Saya memberikan apresiasi terhadap curhatan Ansar Ahmad sebagai Gubernur Kepri. Curhatan yang bahkan disampaikan di Kota Batam, basis utama wakil gubernurnya. Namun dari kacamata saya, konferensi pers ini bisa merugikan bagi Ansar Ahmad. Poin pertama, konferensi pers ini hanya dihadiri oleh ketua salah satu partai pengusung dan ketua timses pilgub yang kebetulan juga menjadi staf khusus. Kerugiannya, semua yang hadir di depan bukan representasi dari Batam, mereka merupakan entitas dari Kota Tanjungpinang dan Bintan. 

Walaupun Ansar Ahmad dan Marlin Agustina menang besar di kedua wilayah ini, tapi itu bukan cerminan bahwa kemenangan besar itu hanya jerih payah seorang Ansar Ahmad. Apatah lagi bisik bisik di kedua wilayah ini, Ansar Ahmad sudah berubah, tidak sama seperti sebelumnya. Poin kedua, konferensi pers ini menunjukkan kelemahan kepemimpinan Gubernur. Harusnya dengan sumber daya politik yang kuat dan sumber daya birokrasi, Gubernur mampu menjalin komunikasi yang intens tidak hanya terhadap wakil gubernur namun juga terhadap Walikota Batam dan jajarannya.

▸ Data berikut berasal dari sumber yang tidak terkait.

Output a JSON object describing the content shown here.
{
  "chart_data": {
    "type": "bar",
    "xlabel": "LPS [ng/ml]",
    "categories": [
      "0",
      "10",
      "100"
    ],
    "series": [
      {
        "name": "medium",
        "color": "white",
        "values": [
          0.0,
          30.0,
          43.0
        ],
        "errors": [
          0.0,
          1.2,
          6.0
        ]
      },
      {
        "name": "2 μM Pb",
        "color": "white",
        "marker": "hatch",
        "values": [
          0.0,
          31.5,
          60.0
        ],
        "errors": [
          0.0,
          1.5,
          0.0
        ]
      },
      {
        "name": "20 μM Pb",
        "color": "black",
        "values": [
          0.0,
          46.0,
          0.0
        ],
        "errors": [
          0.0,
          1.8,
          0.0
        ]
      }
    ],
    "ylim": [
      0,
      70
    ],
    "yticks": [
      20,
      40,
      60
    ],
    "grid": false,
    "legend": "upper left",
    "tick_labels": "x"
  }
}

Ibarat pantun, riak komunikasi Gubernur Kepri, Ansar Ahmad berdentum sambut oleh wakil ketua timses, wakil gubernur dan sekretaris kota Batam. Inti dari gema konferensi pers itu, bahwa perihal riak-riak pembagian kewenangan dan kesepakatan koalisi hendaknya dibahas secara internal oleh partai koalisi, timses, tokoh pendukung dan para pihak yang selama pilgub kemarin berkontribusi.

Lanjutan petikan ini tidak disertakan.